23 ottobre 2016 - 23:20

Nba al via senza Bryant, Kobe:
«Mi sono chiesto: hai ancora voglia
di fare questa vita? E ho risposto no»

«Avrei potuto venire in Italia, ma non potevo accettare di essere Kobe al 60-70% delle possibilità. Se gioco è per dare il massimo. Uso le cose dark per trovare forza»

di Roberto De Ponti

(Reuters) (Reuters)
shadow

«Forse quando l’arbitro alzerà la prima palla a due della stagione avrò un momento di emozione, credo sia umano, ma poi tutto andrà come deve andare: i miei ex avversari in campo, io a fare altro nella vita».

Quel momento sta per arrivare. La Nba sta per inaugurare la stagione 1 d.K., dopo Kobe. E anche se i tifosi fanno fatica a immaginare una Lega senza il Mamba, da domani dovranno farsene una ragione: Kobe Bean Bryant è oggi un 38enne che guarda avanti, pensa a film, a libri, ad academy, a insegnare pallacanestro ai giovani. A giocare, sì, ma con gli amici. Dopo 19 anni di trionfi e uno passato salutando giocatori e tifosi, compagni e avversari, KB è un ex. «Mamba out», le sue due ultime parole su un parquet Nba.

Kobe, partiamo dalla fine. Il momento preciso in cui ha deciso «basta, mi ritiro».
«Mi sono svegliato una mattina, dolori alle spalle, alla schiena, dappertutto. Mi sono chiesto: Kobe, ma tu hai ancora voglia di tutto questo? E la risposta è stata semplice: no. Presa la decisione, tutto mi è stato chiaro: non potevo più stare in campo a certi livelli».

«Non potevo» o «non volevo»?
«Forse non volevo, che poi è la stessa cosa».

Poi però sono arrivati 60 punti nella partita d’addio... Non ha mai avuto, nemmeno per un istante, la voglia di dire «scusate stavo scherzando, il prossimo anno giocherò ancora»?
«Mai. La decisione, una volta presa, è presa. Indietro non si torna».

Quanto ha provato coach Krzyzewski a convincerla a chiudere la carriera a Rio disputando le sue ultime Olimpiadi con la canottiera Usa?
«In realtà molto poco. Mi ha gentilmente chiesto se la sua proposta poteva interessarmi, ho risposto che avevo chiuso la carriera con la divisa dei Lakers addosso. Ha capito».

Rimarranno i record. Quanto hanno contato, contano o conteranno per lei?
«Adesso poco. Forse quando ero più giovane ci stavo più attento, invecchiando mi sono reso conto di quanto poco siano importanti. Conta di più quello che trasmetti, quello che fai in campo. Quello che vinci».

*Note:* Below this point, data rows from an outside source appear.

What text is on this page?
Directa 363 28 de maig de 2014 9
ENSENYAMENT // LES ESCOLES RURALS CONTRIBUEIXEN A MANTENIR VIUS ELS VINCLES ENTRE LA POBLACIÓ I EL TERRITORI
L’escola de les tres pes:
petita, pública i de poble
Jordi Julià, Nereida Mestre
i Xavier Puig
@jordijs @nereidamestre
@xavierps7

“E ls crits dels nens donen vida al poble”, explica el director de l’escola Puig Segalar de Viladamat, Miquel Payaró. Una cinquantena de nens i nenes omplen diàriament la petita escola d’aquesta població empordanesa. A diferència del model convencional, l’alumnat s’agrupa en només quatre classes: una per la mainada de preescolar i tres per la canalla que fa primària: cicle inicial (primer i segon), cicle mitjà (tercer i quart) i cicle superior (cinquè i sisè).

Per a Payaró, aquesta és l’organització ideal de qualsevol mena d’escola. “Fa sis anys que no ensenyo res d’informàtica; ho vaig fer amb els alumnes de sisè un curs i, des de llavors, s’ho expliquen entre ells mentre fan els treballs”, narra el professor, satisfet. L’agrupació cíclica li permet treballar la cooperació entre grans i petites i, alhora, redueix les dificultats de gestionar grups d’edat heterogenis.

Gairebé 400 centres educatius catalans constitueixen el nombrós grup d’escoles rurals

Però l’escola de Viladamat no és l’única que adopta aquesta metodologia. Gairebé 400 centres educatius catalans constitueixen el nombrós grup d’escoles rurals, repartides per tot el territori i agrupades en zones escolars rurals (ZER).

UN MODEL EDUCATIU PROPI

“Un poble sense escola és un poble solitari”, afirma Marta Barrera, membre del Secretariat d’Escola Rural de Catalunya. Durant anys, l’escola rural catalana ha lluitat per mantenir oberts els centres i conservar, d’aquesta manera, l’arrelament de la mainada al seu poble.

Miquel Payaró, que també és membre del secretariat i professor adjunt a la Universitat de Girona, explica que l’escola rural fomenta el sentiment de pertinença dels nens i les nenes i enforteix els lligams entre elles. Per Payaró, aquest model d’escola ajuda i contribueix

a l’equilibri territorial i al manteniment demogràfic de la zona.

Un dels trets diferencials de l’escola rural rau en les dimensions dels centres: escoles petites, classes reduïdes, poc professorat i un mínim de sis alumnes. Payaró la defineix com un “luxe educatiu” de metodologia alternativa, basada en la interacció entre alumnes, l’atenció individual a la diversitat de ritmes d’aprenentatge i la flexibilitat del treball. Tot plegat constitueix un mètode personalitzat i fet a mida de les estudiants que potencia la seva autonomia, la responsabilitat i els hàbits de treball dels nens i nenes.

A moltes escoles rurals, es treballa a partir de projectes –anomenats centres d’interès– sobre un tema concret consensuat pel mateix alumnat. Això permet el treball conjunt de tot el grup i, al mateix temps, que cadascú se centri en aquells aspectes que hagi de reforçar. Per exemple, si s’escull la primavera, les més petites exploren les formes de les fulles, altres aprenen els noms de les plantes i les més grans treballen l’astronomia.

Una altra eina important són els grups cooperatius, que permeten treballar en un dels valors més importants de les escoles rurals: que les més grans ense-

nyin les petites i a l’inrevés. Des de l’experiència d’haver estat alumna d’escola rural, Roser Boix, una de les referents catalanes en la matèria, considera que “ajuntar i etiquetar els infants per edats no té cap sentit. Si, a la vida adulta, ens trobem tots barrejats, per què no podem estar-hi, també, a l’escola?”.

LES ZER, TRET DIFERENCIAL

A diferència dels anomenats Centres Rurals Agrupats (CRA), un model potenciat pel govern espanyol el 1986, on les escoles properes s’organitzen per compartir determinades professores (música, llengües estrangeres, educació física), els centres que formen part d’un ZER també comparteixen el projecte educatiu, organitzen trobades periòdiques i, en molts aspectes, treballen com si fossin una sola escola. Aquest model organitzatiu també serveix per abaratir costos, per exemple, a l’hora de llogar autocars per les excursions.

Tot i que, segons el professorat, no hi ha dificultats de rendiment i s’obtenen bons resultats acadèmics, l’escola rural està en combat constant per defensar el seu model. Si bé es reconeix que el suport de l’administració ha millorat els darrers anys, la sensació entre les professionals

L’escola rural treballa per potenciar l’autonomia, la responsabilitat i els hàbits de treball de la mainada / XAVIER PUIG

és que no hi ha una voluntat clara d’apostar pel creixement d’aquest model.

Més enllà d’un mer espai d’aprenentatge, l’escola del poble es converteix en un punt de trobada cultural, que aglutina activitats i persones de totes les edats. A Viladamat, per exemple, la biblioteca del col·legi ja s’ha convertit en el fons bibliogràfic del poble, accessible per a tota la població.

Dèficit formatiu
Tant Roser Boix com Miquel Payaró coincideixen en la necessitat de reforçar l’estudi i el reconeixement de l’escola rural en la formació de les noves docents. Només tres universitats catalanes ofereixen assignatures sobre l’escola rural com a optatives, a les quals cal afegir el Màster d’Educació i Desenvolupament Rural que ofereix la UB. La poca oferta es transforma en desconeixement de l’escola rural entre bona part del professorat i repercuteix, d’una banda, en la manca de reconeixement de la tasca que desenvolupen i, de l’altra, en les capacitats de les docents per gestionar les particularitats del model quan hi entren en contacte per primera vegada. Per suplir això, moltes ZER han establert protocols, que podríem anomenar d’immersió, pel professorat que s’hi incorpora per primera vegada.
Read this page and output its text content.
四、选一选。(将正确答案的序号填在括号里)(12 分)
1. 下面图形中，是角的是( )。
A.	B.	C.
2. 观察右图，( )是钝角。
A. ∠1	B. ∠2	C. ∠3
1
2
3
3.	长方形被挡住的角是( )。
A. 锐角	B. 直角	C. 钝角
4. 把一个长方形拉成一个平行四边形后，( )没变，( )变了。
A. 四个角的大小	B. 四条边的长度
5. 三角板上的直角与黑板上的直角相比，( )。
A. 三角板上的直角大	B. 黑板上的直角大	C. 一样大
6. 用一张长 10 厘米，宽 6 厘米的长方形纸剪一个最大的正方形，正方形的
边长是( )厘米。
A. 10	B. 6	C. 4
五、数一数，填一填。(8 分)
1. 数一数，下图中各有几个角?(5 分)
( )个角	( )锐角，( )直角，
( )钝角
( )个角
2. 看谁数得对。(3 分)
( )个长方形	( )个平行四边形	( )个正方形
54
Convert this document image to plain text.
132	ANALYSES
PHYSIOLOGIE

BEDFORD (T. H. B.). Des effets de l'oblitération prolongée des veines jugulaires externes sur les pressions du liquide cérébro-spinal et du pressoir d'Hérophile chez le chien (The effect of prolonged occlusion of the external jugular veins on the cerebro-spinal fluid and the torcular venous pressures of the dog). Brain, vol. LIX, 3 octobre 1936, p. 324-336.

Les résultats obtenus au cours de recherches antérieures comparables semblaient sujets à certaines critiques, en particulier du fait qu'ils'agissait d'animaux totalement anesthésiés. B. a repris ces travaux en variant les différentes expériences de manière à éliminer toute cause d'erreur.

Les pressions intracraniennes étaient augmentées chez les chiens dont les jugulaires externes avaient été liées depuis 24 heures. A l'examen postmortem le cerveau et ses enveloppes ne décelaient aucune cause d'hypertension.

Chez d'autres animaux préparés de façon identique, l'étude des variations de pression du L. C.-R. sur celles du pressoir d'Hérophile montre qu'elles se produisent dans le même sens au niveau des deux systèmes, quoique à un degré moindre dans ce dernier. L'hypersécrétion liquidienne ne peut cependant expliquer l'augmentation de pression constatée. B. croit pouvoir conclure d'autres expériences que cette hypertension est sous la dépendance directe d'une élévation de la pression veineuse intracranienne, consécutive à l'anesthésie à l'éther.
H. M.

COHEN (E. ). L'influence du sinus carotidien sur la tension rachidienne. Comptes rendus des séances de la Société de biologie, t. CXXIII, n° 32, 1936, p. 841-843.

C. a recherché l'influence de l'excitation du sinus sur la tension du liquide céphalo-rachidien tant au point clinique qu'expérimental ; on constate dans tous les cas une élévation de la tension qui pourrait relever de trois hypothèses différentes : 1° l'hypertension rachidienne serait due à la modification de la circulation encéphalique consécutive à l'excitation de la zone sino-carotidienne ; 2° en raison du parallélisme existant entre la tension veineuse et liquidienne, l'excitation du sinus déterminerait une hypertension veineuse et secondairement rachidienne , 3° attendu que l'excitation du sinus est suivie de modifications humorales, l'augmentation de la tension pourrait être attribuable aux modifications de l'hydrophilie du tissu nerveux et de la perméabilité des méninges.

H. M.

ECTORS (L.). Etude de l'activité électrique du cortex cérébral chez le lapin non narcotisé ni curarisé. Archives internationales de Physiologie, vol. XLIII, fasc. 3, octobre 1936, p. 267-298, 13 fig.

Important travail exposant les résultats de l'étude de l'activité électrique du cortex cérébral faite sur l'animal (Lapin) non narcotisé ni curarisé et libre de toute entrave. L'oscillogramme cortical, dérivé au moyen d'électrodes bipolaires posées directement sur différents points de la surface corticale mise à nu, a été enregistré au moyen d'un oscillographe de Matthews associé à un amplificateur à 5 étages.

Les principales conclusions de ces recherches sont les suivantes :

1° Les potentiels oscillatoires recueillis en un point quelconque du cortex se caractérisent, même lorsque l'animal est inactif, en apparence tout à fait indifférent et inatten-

Raccontano i suoi ex compagni di squadra reggiani che lei a 11 anni era sicuro di diventare un giocatore da Nba.
«Non sicuro, sicurissimo».

Da dove nasceva questa sicurezza?
«Vedevo i giocatori Nba nei video e pensavo: loro ci sono riusciti. E allora perché loro e non io? Che cos’hanno più di me? Lavorano ogni giorno? Anch’io lavoro ogni giorno per migliorarmi. Anche se la Nba non era così globalizzata e arrivarci partendo da Reggio Emilia non era la cosa più facile del mondo».

Reggio Emilia, l’Italia. La sua seconda patria.
«Tutto è cominciato qui... In queste stradine, su un campetto in piastrelle, nella scuola di fianco. Andavo avanti e indietro in bici, con il pallone sottobraccio, e sentivo il profumo, i sapori di questa terra, la cultura, la storia. L’architettura. Non riesco a immaginare un posto più lontano dalla Nba. Eppure in Nba ci sono arrivato».

Quanto ha contato la sua esperienza italiana nel farla diventare «Kobe Bryant la stella»?
«È stata fondamentale».

Anche se lei era ancora un bambino?
«Le faccio un esempio. A 11 anni ero il più alto della squadra, ma gli allenatori ci dicevano: se volete imparare a giocare a basket, dovete imparare a fare tutto. Nessuno ha mai pensato di farmi giocare da lungo perché ero alto. In America? Se sei alto ti dicono giochi da lungo, se sei piccolo ti fanno fare il play. Se sono diventato un giocatore completo, è perché sono cresciuto in Italia».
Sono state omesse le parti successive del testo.